# iPad mini in dash



## shadowdglx (Aug 1, 2002)

Just finishing up my iPad in dash. Couple more tweaks and it will be completed. The 6 disc still functions along with the radio. You can also use factory audi removal keys to pull it out. The factory radio faceplate is relocated to the glovebox. Soon I will have a RS4 multi function steering wheel so I will volume and track control other than in the glovebox.


----------



## MikkiJayne (Jan 1, 2007)

*FV-QR*

Nicely done :thumbup: Neat trick just moving the front panel


----------



## shadowdglx (Aug 1, 2002)

MikkiJayne said:


> Nicely done :thumbup: Neat trick just moving the front panel


I cannibalized another symphony 2 radio and built a plug in harness from faceplate to radio...it was a PiTa!


----------



## TurnipLicker (Mar 13, 2011)

Stunning piece of work.


----------



## redbullgotwings (Sep 29, 2011)

that is a lot cleaner than i thought it would be. 
nicely done sir.


----------



## LEGZ (Jan 22, 2013)

shadowdglx said:


> I cannibalized another symphony 2 radio and built a plug in harness from faceplate to radio...it was a PiTa!


 Would the radio still work with the steering wheel control if you don't have the faceplate connected by your custom harness? 

If not, could you elaborate about your custom harness? Why did you need a second radio? 

I was about to dismantle the entire dash in order to push back the radio in order to make room for the iPad mini. 

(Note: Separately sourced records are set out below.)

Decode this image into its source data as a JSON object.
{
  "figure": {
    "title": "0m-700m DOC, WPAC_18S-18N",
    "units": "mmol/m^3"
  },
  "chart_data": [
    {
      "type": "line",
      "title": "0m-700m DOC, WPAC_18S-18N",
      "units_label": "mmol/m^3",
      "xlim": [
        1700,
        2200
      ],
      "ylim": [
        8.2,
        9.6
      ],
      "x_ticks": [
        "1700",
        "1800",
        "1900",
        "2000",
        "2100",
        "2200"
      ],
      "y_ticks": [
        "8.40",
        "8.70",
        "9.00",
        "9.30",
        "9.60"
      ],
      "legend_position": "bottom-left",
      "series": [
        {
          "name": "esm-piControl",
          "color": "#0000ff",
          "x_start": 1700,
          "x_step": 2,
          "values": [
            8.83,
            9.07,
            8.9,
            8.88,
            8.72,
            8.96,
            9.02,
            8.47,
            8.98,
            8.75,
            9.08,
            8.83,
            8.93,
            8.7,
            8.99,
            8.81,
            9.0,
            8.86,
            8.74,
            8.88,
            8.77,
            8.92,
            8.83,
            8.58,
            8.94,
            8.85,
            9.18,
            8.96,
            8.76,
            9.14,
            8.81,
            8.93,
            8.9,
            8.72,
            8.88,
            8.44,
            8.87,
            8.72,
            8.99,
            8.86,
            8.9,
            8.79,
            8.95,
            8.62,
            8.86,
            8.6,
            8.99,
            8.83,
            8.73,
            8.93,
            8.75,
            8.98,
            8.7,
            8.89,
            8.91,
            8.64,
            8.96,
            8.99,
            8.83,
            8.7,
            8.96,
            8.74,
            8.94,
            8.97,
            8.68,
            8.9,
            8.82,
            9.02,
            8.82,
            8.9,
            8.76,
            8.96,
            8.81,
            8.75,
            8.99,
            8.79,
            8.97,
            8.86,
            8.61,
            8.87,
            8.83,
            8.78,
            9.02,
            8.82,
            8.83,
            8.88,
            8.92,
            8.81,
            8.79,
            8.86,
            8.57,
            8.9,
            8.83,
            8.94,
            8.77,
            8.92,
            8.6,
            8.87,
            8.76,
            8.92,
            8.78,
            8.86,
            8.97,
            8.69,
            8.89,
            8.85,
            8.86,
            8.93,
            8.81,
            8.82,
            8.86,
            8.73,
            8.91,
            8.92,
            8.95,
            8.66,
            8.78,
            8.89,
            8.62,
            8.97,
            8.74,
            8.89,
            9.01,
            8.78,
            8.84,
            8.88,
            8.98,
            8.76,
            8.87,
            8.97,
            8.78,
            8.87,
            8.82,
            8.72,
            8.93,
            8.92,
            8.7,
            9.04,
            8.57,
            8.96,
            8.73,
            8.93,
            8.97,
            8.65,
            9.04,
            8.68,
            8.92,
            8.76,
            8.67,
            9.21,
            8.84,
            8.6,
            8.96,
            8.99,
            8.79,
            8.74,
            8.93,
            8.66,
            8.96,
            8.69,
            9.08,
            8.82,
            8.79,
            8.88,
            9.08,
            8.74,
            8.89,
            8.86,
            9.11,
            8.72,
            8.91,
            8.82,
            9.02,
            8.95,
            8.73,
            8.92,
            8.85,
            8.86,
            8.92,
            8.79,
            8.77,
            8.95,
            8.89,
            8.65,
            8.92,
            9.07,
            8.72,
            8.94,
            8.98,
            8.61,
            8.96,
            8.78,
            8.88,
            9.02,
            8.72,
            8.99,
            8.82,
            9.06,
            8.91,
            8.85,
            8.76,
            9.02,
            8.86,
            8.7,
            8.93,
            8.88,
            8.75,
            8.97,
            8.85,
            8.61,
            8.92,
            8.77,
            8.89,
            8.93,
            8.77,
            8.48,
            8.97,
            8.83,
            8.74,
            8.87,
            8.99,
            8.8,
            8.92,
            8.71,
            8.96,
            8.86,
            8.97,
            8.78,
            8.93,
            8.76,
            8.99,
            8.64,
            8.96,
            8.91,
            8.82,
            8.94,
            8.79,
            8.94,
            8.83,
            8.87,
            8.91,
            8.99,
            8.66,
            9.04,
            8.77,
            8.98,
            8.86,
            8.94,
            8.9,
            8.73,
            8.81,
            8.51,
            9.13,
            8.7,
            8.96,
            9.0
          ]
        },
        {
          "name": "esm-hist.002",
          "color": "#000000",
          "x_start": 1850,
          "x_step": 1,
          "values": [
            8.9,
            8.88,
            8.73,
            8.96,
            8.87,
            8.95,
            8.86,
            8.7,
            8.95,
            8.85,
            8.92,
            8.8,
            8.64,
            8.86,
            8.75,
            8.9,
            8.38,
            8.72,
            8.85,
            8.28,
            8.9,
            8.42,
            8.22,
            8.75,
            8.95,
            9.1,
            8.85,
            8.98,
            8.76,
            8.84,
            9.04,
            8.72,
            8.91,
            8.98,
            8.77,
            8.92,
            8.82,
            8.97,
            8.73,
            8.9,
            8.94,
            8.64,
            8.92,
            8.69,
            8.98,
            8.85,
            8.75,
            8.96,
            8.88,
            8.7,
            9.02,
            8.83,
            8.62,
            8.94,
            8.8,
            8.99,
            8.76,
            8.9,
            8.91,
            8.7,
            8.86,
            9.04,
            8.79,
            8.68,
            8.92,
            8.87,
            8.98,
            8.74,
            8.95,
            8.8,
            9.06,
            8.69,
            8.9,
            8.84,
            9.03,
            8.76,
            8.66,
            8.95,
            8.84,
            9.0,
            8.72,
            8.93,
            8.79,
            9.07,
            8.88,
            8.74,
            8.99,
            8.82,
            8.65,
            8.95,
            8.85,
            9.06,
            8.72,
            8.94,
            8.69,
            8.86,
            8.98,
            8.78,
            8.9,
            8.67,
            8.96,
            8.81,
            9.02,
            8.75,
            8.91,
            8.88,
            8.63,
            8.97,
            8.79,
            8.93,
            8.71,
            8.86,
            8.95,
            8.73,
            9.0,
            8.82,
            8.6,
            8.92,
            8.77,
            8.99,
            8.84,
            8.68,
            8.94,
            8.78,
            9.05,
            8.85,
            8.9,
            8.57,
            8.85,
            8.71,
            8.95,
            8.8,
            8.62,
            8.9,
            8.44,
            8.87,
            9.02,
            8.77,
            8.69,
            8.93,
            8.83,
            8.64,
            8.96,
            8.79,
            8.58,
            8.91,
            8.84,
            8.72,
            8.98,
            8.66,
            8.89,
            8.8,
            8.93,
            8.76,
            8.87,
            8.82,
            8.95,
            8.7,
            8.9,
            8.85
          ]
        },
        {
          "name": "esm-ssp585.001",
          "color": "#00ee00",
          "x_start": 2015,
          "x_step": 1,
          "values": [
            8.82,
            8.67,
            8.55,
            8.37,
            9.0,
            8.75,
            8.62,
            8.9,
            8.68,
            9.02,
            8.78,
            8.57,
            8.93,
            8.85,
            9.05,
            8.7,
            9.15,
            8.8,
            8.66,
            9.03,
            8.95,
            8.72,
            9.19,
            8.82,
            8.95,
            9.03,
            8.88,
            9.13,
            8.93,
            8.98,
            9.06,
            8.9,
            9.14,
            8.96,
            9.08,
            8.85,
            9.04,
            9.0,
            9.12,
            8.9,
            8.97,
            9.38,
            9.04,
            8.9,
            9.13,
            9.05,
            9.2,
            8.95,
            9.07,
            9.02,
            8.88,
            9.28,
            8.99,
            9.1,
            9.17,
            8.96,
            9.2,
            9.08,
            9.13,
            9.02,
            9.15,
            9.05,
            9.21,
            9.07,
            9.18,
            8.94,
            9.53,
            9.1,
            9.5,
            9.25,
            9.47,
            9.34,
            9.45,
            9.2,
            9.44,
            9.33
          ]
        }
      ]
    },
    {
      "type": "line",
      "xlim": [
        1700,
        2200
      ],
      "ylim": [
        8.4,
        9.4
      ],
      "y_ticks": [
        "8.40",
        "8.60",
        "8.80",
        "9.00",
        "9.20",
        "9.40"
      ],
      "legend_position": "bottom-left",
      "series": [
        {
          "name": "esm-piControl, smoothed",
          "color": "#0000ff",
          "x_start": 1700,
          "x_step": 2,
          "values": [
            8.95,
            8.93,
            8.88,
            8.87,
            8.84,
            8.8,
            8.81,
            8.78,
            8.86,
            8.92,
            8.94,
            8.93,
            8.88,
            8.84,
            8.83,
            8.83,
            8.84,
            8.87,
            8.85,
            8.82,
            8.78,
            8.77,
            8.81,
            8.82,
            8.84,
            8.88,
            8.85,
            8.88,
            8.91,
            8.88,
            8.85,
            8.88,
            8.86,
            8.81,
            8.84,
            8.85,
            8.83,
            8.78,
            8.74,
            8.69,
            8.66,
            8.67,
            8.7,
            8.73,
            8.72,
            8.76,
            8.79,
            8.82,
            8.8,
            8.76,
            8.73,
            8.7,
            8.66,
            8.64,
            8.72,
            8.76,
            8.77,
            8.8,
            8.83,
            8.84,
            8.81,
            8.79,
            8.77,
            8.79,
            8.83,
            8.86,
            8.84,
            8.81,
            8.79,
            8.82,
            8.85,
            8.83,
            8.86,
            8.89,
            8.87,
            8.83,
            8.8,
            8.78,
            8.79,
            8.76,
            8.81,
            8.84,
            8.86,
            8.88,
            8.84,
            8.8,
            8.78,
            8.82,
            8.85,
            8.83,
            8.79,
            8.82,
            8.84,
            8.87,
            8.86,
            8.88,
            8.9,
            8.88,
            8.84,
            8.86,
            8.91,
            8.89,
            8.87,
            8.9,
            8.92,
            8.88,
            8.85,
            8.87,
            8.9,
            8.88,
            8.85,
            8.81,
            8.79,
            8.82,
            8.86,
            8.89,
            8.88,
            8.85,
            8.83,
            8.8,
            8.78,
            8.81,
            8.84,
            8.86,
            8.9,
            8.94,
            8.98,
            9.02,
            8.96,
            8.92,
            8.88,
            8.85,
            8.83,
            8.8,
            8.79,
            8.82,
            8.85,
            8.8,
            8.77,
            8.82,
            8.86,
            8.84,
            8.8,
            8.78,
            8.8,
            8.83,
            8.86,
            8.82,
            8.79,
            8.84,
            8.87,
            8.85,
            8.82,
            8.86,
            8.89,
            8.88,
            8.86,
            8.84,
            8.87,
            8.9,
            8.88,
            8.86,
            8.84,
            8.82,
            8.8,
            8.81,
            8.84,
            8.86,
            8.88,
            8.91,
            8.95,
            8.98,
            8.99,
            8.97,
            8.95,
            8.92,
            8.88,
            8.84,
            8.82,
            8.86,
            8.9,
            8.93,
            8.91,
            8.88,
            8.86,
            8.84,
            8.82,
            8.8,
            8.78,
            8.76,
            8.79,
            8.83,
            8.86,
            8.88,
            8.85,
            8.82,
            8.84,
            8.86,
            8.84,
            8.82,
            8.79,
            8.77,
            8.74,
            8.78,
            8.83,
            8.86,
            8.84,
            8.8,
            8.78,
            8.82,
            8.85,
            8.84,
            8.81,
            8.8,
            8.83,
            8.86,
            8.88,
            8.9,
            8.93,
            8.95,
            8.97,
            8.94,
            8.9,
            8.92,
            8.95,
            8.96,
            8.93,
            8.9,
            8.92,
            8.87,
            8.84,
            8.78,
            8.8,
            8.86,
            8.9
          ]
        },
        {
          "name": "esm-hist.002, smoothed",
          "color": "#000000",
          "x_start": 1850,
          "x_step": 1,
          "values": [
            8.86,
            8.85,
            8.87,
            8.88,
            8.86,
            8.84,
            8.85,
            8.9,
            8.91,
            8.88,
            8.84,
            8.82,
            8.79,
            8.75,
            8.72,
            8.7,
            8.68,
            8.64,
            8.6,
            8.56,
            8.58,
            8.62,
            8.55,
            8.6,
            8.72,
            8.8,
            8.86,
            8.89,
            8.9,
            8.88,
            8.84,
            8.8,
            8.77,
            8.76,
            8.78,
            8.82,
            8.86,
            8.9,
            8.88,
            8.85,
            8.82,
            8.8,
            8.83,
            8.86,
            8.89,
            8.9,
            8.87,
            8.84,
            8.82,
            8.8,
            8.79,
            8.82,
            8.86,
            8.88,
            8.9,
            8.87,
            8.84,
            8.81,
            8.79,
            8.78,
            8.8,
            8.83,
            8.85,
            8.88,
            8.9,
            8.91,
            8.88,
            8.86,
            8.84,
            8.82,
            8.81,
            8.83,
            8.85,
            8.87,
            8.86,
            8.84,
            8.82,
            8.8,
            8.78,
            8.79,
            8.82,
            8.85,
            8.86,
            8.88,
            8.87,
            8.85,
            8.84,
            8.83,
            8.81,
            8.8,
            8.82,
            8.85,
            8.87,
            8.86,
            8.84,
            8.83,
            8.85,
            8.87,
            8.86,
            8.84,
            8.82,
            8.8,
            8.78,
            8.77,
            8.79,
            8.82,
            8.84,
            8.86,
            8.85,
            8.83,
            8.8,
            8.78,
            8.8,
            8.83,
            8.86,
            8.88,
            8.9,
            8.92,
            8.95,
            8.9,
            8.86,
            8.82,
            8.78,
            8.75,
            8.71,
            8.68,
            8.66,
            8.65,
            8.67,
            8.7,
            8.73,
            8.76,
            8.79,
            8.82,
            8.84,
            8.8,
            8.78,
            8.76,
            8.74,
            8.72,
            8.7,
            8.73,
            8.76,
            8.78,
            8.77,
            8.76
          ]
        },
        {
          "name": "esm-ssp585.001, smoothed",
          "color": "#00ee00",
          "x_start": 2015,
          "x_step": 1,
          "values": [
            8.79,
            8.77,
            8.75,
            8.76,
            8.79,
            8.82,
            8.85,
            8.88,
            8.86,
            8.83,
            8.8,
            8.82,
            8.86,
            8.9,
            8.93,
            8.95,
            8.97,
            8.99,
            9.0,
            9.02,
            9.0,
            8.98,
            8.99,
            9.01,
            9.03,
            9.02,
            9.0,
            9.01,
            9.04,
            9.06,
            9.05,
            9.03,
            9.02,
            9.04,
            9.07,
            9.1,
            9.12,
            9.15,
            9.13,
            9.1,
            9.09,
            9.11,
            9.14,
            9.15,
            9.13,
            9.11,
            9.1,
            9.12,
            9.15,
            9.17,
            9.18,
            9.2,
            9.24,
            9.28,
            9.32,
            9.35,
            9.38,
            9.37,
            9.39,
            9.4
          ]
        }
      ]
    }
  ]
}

Your solution seems more friendly!


----------



## shadowdglx (Aug 1, 2002)

LEGZ said:


> Would the radio still work with the steering wheel control if you don't have the faceplate connected by your custom harness?
> 
> If not, could you elaborate about your custom harness? Why did you need a second radio?
> 
> ...


I would assume that the radio would work with out the faceplate attached. The only problem is if the radio is turned off, dead battery or something, the sw controls won't turn it back on. 
You could just solder right onto the circuit board of the radio and faceplate but with the harness its plug and play. With the 2nd radio I cut the connectors off the circuit boards and soldered onto those pins and made the harness. 

I'd do it again for someone... For a price😳.


----------



## LEGZ (Jan 22, 2013)

The radio and bluetooth is working without the faceplate connected. I was able to change station with the SW controls and place call with my iPhone. I was so happy and I thought that my install was just about to be finished...until this morning. 

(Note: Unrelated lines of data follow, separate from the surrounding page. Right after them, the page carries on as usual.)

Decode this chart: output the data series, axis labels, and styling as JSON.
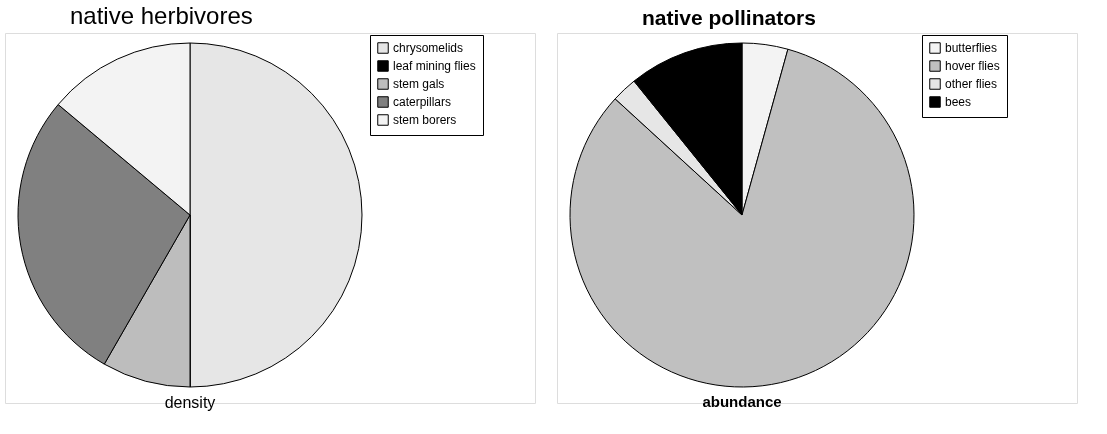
{
  "chart_data": [
    {
      "type": "pie",
      "title": "native herbivores",
      "xlabel": "density",
      "categories": [
        "chrysomelids",
        "leaf mining flies",
        "stem gals",
        "caterpillars",
        "stem borers"
      ],
      "values": [
        50,
        0,
        8.3,
        27.8,
        13.9
      ],
      "colors": [
        "#e6e6e6",
        "#000000",
        "#bdbdbd",
        "#808080",
        "#f3f3f3"
      ],
      "legend": "top right"
    },
    {
      "type": "pie",
      "title": "native pollinators",
      "xlabel": "abundance",
      "categories": [
        "butterflies",
        "hover flies",
        "other flies",
        "bees"
      ],
      "values": [
        4.3,
        82.5,
        2.4,
        10.8
      ],
      "colors": [
        "#f3f3f3",
        "#c0c0c0",
        "#e6e6e6",
        "#000000"
      ],
      "legend": "top right"
    }
  ]
}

After being disconnected for 2 days without touching the car, it's like the car lost the memory about the radio being open. And nothing is working anymore.  Like you said, the SW controls won't wake up the radio. It's sad, because my on Subaru, I used to be able to open or close the radio from the SW controls. I wonder if its something that could be change with the Vag com.

Otherwise , I'm trying to find if the connector are generic to buy a set without paying 200$ for a used radio. 

But if you could provide me with a custom harness, I would consider your offer. 

Let me know

I've also bought a Nexus 7 today. According to my measurement it would be the perfect size to replace the factory radio without cutting or removing anything else compare to the iPad mini. And it's almost half the price so I can do my wife's Outback as well!


----------



## shadowdglx (Aug 1, 2002)

LEGZ said:


> The radio and bluetooth is working without the faceplate connected. I was able to change station with the SW controls and place call with my iPhone. I was so happy and I thought that my install was just about to be finished...until this morning.
> 
> After being disconnected for 2 days without touching the car, it's like the car lost the memory about the radio being open. And nothing is working anymore.  Like you said, the SW controls won't wake up the radio. It's sad, because my on Subaru, I used to be able to open or close the radio from the SW controls. I wonder if its something that could be change with the Vag com.
> 
> ...


No matter what if you want to do the harness you'd need to sacrifice a radio or solder directly onto the boards.


----------